Quand par exemple cette année, on dépense 3,4 M€ aux Atlantides, on sait qu’avec cet investissement, on va autoproduire 22 % de l’énergie que l’on consomme aux Atlantides, alors même que c’est le principal consommateur d’énergie. Les Atlantides, à elles seules, représentent 8 % de la facture énergétique de la Ville. Si demain, on produit 22 % de notre énergie, c’est plutôt positif. Quand on investit 2 M€ à la Briqueterie, je ne vais pas revenir sur tout ce que l’on a dit lorsque l’on a fait cette cérémonie avec Jean JOUZEL, 1 M€ sur Coubertin pour rénover l’équipement – c’est ce que l’on a inscrit, et il faudra inscrire d’autres crédits plus tard – c’est 62 % d’économie d’énergie réalisés à terme. On voit donc très bien que nos investissements ont un impact. Cela se traduit dans le budget vert, avec 40 % qui sont classés « favorable » ou « très favorable » et 48 % « neutre » – cela me pose toujours question. Quand on reconstruit un gymnase qui a brûlé, on ne minéralise pas un espace, au contraire, on réutilise un espace. On fait un gymnase à la Briqueterie qui va être le seul bâtiment du département classé E3 (niveau maximum en termes de consommation et de production d’énergie) C1 pour le carbone (le niveau maximum est C2, on y est presque). Ce bâtiment est extraordinairement performant d’un point de vue énergétique et je ne me résous pas à le voir classé « neutre » dans ce classement parce que d’une certaine façon, cela ne me paraît pas conforme à ce que nous faisons.

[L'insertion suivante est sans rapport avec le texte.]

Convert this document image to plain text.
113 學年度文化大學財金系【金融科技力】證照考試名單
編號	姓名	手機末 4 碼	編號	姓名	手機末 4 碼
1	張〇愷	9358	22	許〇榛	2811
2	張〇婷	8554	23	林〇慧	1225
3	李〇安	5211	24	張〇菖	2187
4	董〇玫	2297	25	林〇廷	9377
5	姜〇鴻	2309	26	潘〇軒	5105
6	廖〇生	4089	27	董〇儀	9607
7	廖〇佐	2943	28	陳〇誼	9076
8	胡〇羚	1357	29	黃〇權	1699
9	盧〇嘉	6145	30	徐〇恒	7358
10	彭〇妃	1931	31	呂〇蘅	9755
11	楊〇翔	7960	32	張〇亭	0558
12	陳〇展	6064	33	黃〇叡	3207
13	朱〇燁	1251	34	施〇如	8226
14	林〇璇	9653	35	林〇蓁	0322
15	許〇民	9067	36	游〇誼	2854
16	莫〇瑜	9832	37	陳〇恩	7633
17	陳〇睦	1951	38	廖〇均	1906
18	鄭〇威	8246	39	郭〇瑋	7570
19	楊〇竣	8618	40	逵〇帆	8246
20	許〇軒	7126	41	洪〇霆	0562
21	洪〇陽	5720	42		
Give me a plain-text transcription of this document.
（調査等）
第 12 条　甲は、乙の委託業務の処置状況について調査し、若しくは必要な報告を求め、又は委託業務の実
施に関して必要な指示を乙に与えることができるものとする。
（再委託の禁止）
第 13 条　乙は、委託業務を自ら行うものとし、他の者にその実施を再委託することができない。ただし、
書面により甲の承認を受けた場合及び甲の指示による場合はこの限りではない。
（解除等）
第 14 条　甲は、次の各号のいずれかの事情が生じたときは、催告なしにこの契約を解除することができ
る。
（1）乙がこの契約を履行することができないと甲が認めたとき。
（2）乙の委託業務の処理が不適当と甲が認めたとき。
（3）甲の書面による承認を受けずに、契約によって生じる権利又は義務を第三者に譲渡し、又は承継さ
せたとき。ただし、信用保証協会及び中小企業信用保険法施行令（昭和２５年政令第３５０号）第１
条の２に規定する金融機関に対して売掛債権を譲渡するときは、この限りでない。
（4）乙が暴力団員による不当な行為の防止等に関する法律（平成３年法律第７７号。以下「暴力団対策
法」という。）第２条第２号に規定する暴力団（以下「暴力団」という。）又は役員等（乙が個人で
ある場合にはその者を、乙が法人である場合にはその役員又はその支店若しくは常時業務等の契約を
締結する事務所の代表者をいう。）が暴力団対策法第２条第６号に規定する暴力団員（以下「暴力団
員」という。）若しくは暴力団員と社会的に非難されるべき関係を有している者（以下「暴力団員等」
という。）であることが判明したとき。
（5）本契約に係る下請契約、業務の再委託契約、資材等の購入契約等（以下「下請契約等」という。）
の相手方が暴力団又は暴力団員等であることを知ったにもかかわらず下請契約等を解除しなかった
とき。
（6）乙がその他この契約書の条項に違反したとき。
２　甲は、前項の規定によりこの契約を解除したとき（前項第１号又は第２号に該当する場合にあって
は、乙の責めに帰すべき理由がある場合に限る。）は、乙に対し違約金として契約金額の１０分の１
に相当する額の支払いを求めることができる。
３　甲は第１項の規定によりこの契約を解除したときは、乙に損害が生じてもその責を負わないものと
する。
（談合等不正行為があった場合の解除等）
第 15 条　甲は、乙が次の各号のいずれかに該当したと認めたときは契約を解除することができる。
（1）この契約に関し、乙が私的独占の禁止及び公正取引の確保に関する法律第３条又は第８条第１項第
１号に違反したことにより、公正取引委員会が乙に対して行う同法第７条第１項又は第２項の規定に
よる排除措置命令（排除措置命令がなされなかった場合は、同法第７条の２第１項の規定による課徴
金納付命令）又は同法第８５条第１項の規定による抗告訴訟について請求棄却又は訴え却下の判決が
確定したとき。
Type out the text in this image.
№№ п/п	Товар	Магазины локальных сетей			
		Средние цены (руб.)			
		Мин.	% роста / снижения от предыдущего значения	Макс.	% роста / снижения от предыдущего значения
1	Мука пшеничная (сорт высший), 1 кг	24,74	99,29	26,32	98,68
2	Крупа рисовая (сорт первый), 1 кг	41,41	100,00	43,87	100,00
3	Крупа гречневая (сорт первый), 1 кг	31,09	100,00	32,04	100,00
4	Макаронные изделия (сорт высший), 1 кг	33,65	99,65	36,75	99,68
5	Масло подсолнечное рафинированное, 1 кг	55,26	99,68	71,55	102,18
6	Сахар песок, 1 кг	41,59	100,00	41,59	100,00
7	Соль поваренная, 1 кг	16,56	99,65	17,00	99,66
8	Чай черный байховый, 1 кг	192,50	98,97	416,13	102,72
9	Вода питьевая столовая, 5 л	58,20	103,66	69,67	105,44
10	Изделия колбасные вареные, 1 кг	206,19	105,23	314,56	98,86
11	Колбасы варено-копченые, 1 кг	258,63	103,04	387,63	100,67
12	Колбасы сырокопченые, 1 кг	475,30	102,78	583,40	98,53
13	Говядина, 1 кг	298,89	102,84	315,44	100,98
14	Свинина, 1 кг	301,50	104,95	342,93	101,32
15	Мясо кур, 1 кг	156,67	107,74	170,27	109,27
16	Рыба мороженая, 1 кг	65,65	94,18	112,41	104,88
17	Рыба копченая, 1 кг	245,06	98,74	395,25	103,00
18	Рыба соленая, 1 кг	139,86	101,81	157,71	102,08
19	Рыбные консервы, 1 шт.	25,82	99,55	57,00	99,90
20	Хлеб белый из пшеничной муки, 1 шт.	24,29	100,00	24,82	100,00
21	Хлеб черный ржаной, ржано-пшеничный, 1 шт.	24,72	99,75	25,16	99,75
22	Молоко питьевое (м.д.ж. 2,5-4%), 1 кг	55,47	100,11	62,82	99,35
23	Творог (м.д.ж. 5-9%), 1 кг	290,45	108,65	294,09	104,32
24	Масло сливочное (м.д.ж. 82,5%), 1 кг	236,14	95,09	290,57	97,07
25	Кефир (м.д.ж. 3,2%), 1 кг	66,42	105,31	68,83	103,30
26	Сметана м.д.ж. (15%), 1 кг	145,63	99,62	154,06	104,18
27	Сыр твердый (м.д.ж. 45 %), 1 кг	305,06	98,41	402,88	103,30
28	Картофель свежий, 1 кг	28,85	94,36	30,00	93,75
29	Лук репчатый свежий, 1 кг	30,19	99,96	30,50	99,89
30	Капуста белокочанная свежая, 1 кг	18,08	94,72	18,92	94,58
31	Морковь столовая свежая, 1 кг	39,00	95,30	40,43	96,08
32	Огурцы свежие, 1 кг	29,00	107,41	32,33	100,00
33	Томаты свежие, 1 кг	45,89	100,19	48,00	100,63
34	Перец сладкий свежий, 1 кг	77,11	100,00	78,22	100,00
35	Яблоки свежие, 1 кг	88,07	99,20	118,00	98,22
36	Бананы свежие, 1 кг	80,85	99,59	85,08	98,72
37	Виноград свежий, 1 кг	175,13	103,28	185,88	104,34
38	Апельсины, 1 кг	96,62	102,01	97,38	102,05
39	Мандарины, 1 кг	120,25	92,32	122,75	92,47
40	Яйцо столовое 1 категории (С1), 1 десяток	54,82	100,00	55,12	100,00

Tous ces éléments montrent véritablement que les choix politiques que l’on fait s’inscrivent dans la tradition budgétaire et politique que porte la Gauche dans cette Collectivité, qui est celle de maintenir le pouvoir d’achat des habitants, de développer les services, de renforcer l’attractivité de la Ville. Vous comprendrez donc très aisément que nous soutiendrons ce budget avec enthousiasme, même s’il a été difficile à réaliser.